Kadının çocuk doğurma ve büyütme ihtiyacı ancak yerleşik koşullarda daha rahat gerçekleşebilir. Uygun bir iklim, bitki ve hayvan varlığı bu ihtiyaçla birleşince, evcilleşmenin temel koşulları doğmaktadır. Toplayıcılık sanatı, birçok bitki ve ağaç meyvesi yiyecek ihtiyacını giderebilmektedir. Dağ koyunu ve keçisinin evcilleşmesi yün, süt ve etleriyle ihtiyaç gidermeyi daha da zenginleştirmektedir. Verimli bitki ve ağaçların tarlamsı alanda yetiştirilmesinin verimin kat be kat artmasına yol açtığı deneyle görülmektedir. Hayvanları hemen öldürmek yerine beslemek, süt ve yün ürünleriyle kıtlıklarda aç kalmamak açısından uygun düşmektedir. Ana-kadın etrafında büyüttüğü çocuklarıyla evcil düzeni geliştirmek için her iki konuda da güçlü deneyimlere sahiptir. Mağaradan çıkıp uygun ürün yetiştirmek ve hayvan besleme alanlarında ev kurmak belki basittir, ama tarihin aya çıkış gibi bir dev adımı rolünü oynayacaktır. Küçük kulübelerin köyleşmesi zor olmayacaktır. M.Ö 11.000’lere kadar gidebilen tarihlerde bugünkü Kürdistan’ın birçok yöresinde “Diyarbakır Ergani Çayönü, Batman Çemê Xalan, Urfa Nevala Çolê ve Göbeklitepe, Bradostiyan, Hakkari Mağ” bu kültürün güçlü kalıntılarına rastlanmaktadır. Dünyanın hiçbir yerinde bundan daha eski bir yerleşim kültürüne rastlanmamaktadır. Buralarda evcil-ana kültürünün yoğunluğunu gösteren kanıtların başında, bulunan tüm heykelciklerin kadın figürlü olması gelmektedir. Ayrıca yöre dil yapısındaki kadın ön ekleri örnek gösterilebilir. Günümüzde bile aynı kültürün kadının tam bir ustalık alanı olması bu gerçeği doğrulamaktadır.
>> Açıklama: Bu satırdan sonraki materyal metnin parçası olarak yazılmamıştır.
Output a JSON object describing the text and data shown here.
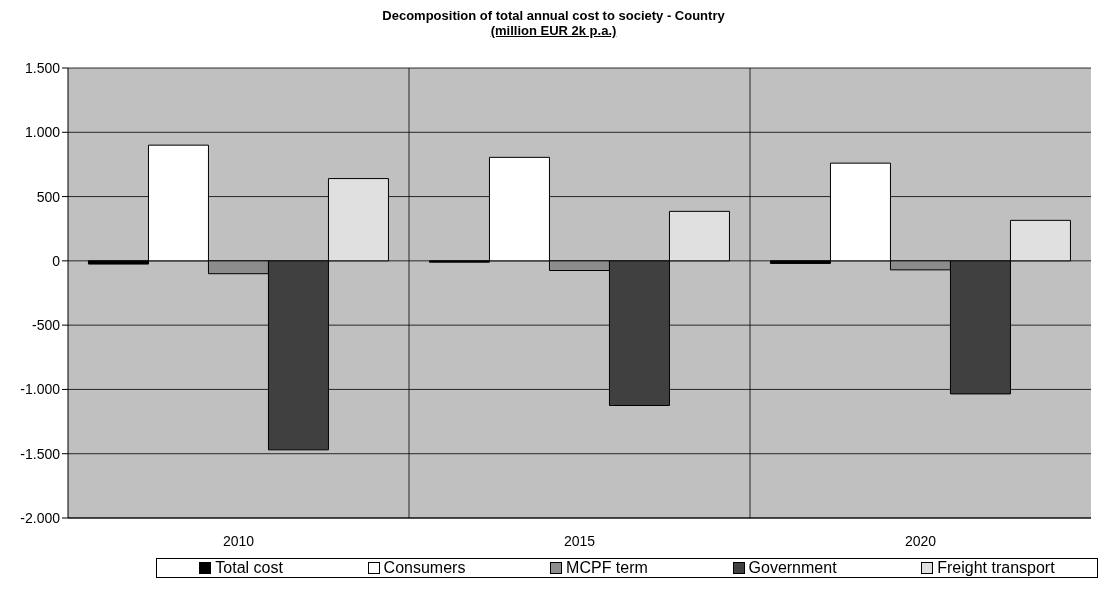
{
  "chart_data": {
    "type": "bar",
    "title": "Decomposition of total annual cost to society - Country",
    "subtitle": "(million EUR 2k p.a.)",
    "categories": [
      "2010",
      "2015",
      "2020"
    ],
    "series": [
      {
        "name": "Total cost",
        "color": "#000000",
        "values": [
          -25,
          -10,
          -20
        ]
      },
      {
        "name": "Consumers",
        "color": "#ffffff",
        "values": [
          900,
          805,
          760
        ]
      },
      {
        "name": "MCPF term",
        "color": "#8c8c8c",
        "values": [
          -100,
          -75,
          -70
        ]
      },
      {
        "name": "Government",
        "color": "#404040",
        "values": [
          -1470,
          -1125,
          -1035
        ]
      },
      {
        "name": "Freight transport",
        "color": "#e0e0e0",
        "values": [
          640,
          385,
          315
        ]
      }
    ],
    "ylim": [
      -2000,
      1500
    ],
    "yticks": [
      {
        "value": -2000,
        "label": "-2.000"
      },
      {
        "value": -1500,
        "label": "-1.500"
      },
      {
        "value": -1000,
        "label": "-1.000"
      },
      {
        "value": -500,
        "label": "-500"
      },
      {
        "value": 0,
        "label": "0"
      },
      {
        "value": 500,
        "label": "500"
      },
      {
        "value": 1000,
        "label": "1.000"
      },
      {
        "value": 1500,
        "label": "1.500"
      }
    ],
    "grid": true,
    "legend": "bottom"
  }
}
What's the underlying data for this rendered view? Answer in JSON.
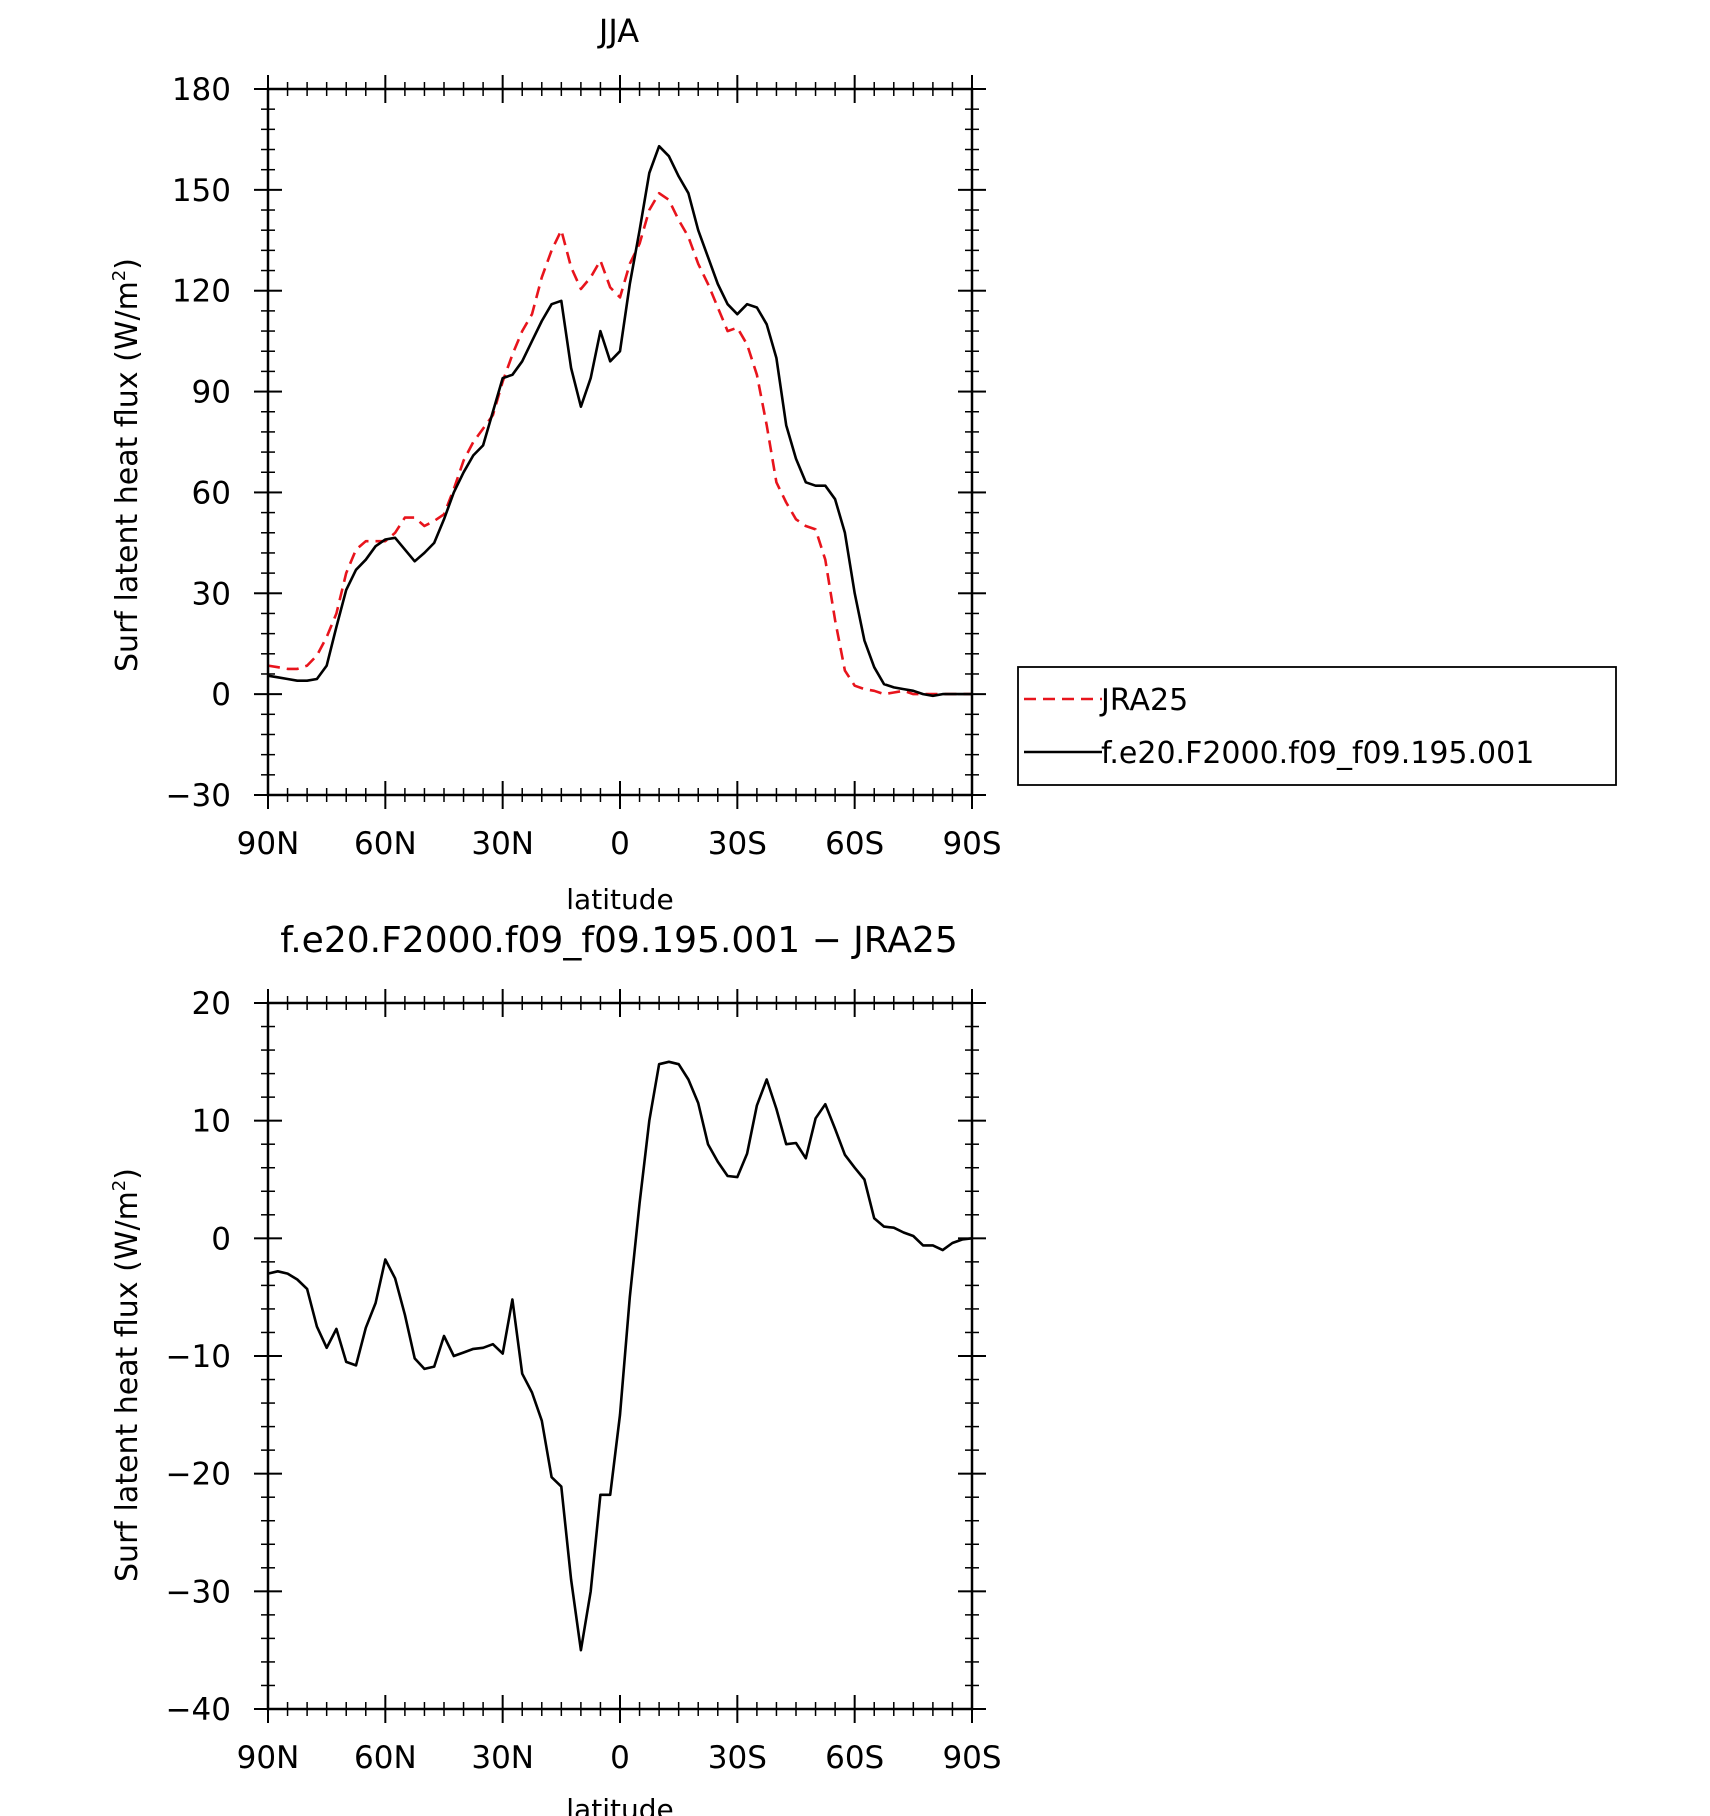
{
  "chart_data": [
    {
      "type": "line",
      "title": "JJA",
      "xlabel": "latitude",
      "ylabel": "Surf latent heat flux (W/m²)",
      "ylabel_main": "Surf latent heat flux (W/m",
      "ylabel_sup": "2",
      "ylabel_end": ")",
      "xlim": [
        90,
        -90
      ],
      "ylim": [
        -30,
        180
      ],
      "xticks": [
        90,
        60,
        30,
        0,
        -30,
        -60,
        -90
      ],
      "xtick_labels": [
        "90N",
        "60N",
        "30N",
        "0",
        "30S",
        "60S",
        "90S"
      ],
      "yticks": [
        -30,
        0,
        30,
        60,
        90,
        120,
        150,
        180
      ],
      "ytick_labels": [
        "−30",
        "0",
        "30",
        "60",
        "90",
        "120",
        "150",
        "180"
      ],
      "x": [
        90,
        87.5,
        85,
        82.5,
        80,
        77.5,
        75,
        72.5,
        70,
        67.5,
        65,
        62.5,
        60,
        57.5,
        55,
        52.5,
        50,
        47.5,
        45,
        42.5,
        40,
        37.5,
        35,
        32.5,
        30,
        27.5,
        25,
        22.5,
        20,
        17.5,
        15,
        12.5,
        10,
        7.5,
        5,
        2.5,
        0,
        -2.5,
        -5,
        -7.5,
        -10,
        -12.5,
        -15,
        -17.5,
        -20,
        -22.5,
        -25,
        -27.5,
        -30,
        -32.5,
        -35,
        -37.5,
        -40,
        -42.5,
        -45,
        -47.5,
        -50,
        -52.5,
        -55,
        -57.5,
        -60,
        -62.5,
        -65,
        -67.5,
        -70,
        -72.5,
        -75,
        -77.5,
        -80,
        -82.5,
        -85,
        -87.5,
        -90
      ],
      "series": [
        {
          "name": "JRA25",
          "color": "#e8141c",
          "style": "dashed",
          "values": [
            8.5,
            8,
            7.5,
            7.5,
            8.5,
            11.5,
            17,
            24,
            36,
            43,
            45.5,
            45.5,
            45.5,
            48,
            52.5,
            52.5,
            50,
            51.5,
            53.5,
            61,
            69.5,
            75,
            79,
            83,
            93,
            101,
            108,
            113,
            124,
            132,
            138,
            127,
            120.5,
            124,
            129,
            121,
            118,
            128,
            134,
            144,
            149,
            147,
            141,
            136,
            128,
            122,
            115,
            108,
            109,
            104,
            95,
            80,
            63,
            57,
            52,
            50,
            49,
            40,
            22,
            7,
            2.5,
            1.5,
            1,
            0,
            0.5,
            1,
            0,
            0,
            0,
            0,
            0,
            0,
            0
          ]
        },
        {
          "name": "f.e20.F2000.f09_f09.195.001",
          "color": "#000000",
          "style": "solid",
          "values": [
            5.5,
            5,
            4.5,
            4,
            4,
            4.5,
            8.5,
            20,
            31,
            37,
            40,
            44,
            46,
            46.5,
            43,
            39.5,
            42,
            45,
            52,
            60,
            66,
            71,
            74,
            84,
            94,
            95,
            99,
            105,
            111,
            116,
            117,
            97,
            85.5,
            94,
            108,
            99,
            102,
            122,
            138,
            155,
            163,
            160,
            154,
            149,
            138,
            130,
            122,
            116,
            113,
            116,
            115,
            110,
            100,
            80,
            70,
            63,
            62,
            62,
            58,
            48,
            30,
            16,
            8,
            3,
            2,
            1.5,
            1,
            0,
            -0.5,
            0,
            0,
            0,
            0
          ]
        }
      ],
      "legend": [
        "JRA25",
        "f.e20.F2000.f09_f09.195.001"
      ],
      "legend_position": "right"
    },
    {
      "type": "line",
      "title": "f.e20.F2000.f09_f09.195.001 − JRA25",
      "xlabel": "latitude",
      "ylabel": "Surf latent heat flux (W/m²)",
      "ylabel_main": "Surf latent heat flux (W/m",
      "ylabel_sup": "2",
      "ylabel_end": ")",
      "xlim": [
        90,
        -90
      ],
      "ylim": [
        -40,
        20
      ],
      "xticks": [
        90,
        60,
        30,
        0,
        -30,
        -60,
        -90
      ],
      "xtick_labels": [
        "90N",
        "60N",
        "30N",
        "0",
        "30S",
        "60S",
        "90S"
      ],
      "yticks": [
        -40,
        -30,
        -20,
        -10,
        0,
        10,
        20
      ],
      "ytick_labels": [
        "−40",
        "−30",
        "−20",
        "−10",
        "0",
        "10",
        "20"
      ],
      "x": [
        90,
        87.5,
        85,
        82.5,
        80,
        77.5,
        75,
        72.5,
        70,
        67.5,
        65,
        62.5,
        60,
        57.5,
        55,
        52.5,
        50,
        47.5,
        45,
        42.5,
        40,
        37.5,
        35,
        32.5,
        30,
        27.5,
        25,
        22.5,
        20,
        17.5,
        15,
        12.5,
        10,
        7.5,
        5,
        2.5,
        0,
        -2.5,
        -5,
        -7.5,
        -10,
        -12.5,
        -15,
        -17.5,
        -20,
        -22.5,
        -25,
        -27.5,
        -30,
        -32.5,
        -35,
        -37.5,
        -40,
        -42.5,
        -45,
        -47.5,
        -50,
        -52.5,
        -55,
        -57.5,
        -60,
        -62.5,
        -65,
        -67.5,
        -70,
        -72.5,
        -75,
        -77.5,
        -80,
        -82.5,
        -85,
        -87.5,
        -90
      ],
      "series": [
        {
          "name": "f.e20.F2000.f09_f09.195.001 − JRA25",
          "color": "#000000",
          "style": "solid",
          "values": [
            -3,
            -2.8,
            -3,
            -3.5,
            -4.3,
            -7.5,
            -9.3,
            -7.7,
            -10.5,
            -10.8,
            -7.6,
            -5.5,
            -1.8,
            -3.4,
            -6.5,
            -10.2,
            -11.1,
            -10.9,
            -8.3,
            -10,
            -9.7,
            -9.4,
            -9.3,
            -9,
            -9.8,
            -5.2,
            -11.5,
            -13.1,
            -15.5,
            -20.3,
            -21.1,
            -29,
            -35,
            -30,
            -21.8,
            -21.8,
            -15,
            -5,
            3,
            10,
            14.8,
            15,
            14.8,
            13.5,
            11.5,
            8,
            6.5,
            5.3,
            5.2,
            7.2,
            11.3,
            13.5,
            11,
            8,
            8.1,
            6.8,
            10.2,
            11.4,
            9.3,
            7.1,
            6,
            5,
            1.7,
            1,
            0.9,
            0.5,
            0.2,
            -0.6,
            -0.6,
            -1,
            -0.4,
            -0.1,
            0
          ]
        }
      ]
    }
  ]
}
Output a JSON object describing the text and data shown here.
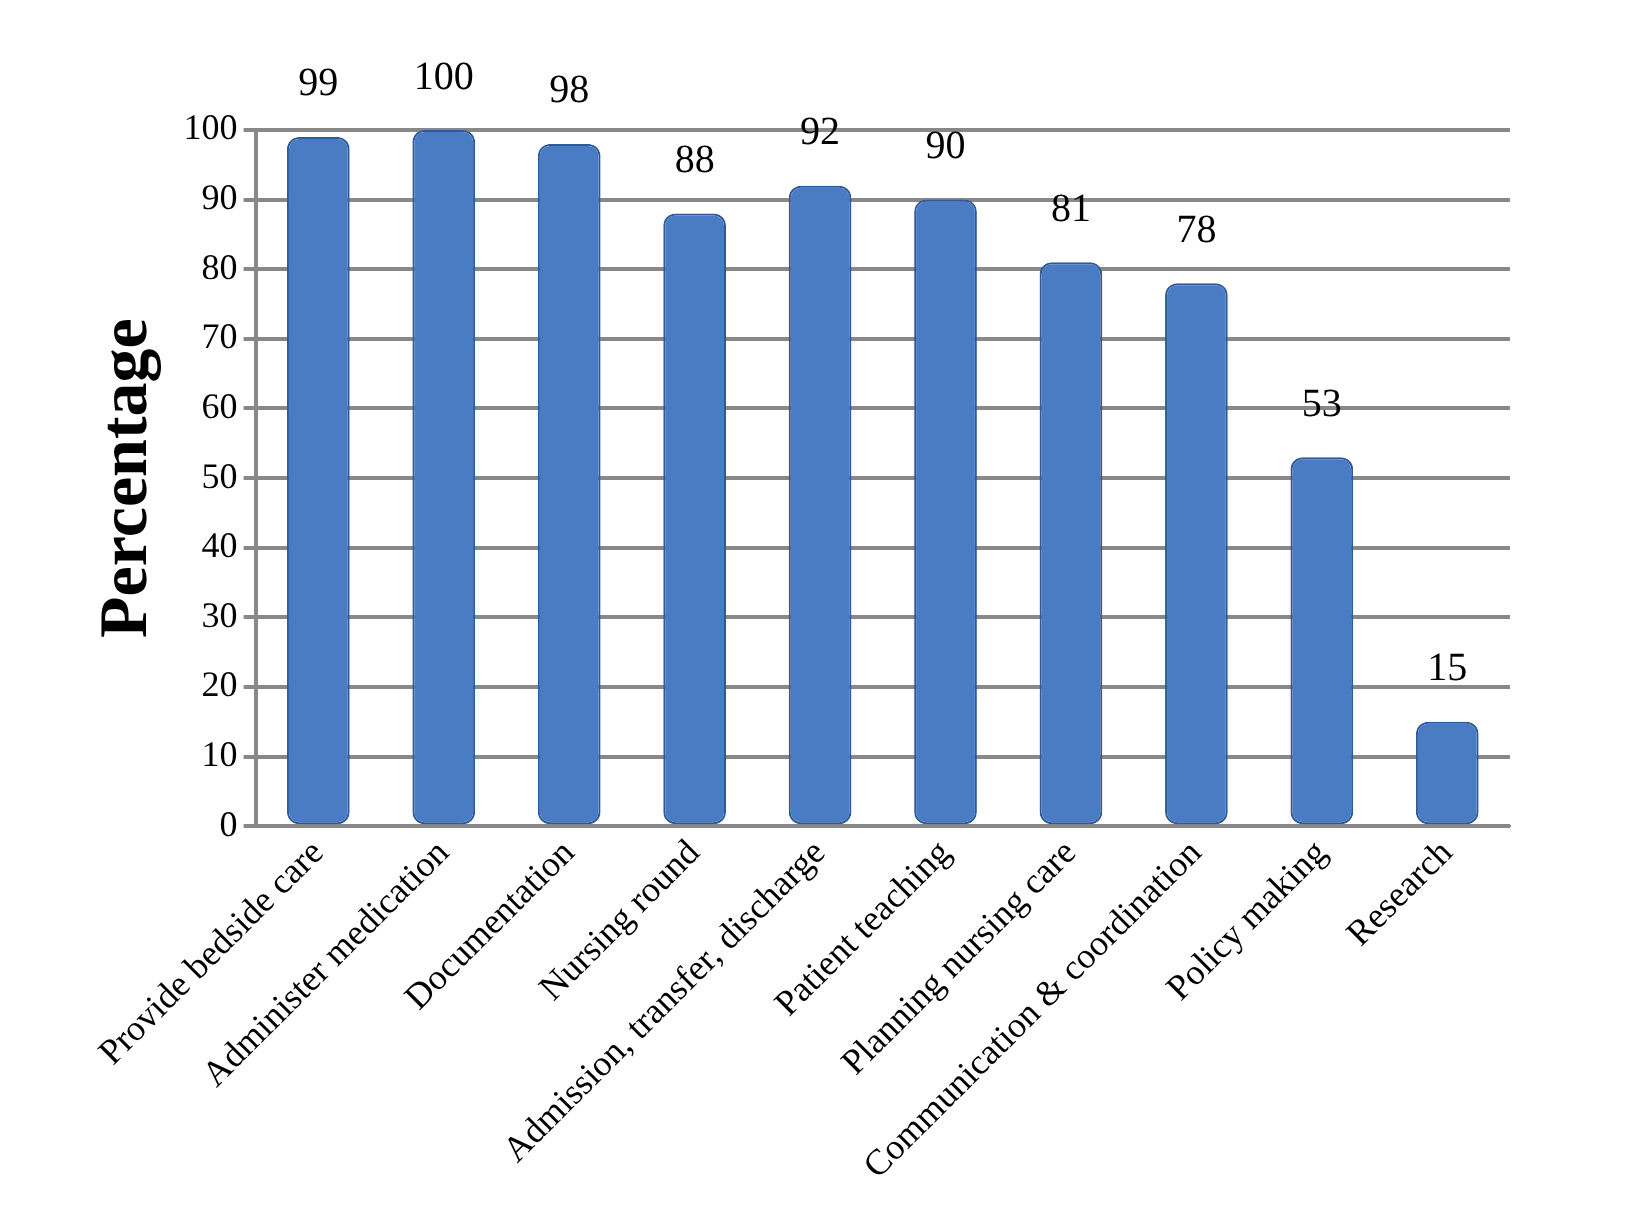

Kadının toplumsal kimliğinin doğal bir öncülük ve yaratıcılığa dayalı olduğu en iyi mitolojik anlatımlarda ortaya çıkıyor. Mitolojiler toplumun içinde bulunduğu sosyolojiyi gösterir. Her ne kadar pozivist bilim mitolojik anlatımları “çocuk masalları“ olarak tanımlasa da, bu hakikati gizleme çabasındandır ve bilinçlidir. Bu yönüyle de doğal toplumun başat kimliği tanrıça kimliği olduğu sosyolojik bir analiz olarak görmek gerekir. Bütün anlatılar çok güçlü tanrıça imgeleriyle ifade edilmiştir.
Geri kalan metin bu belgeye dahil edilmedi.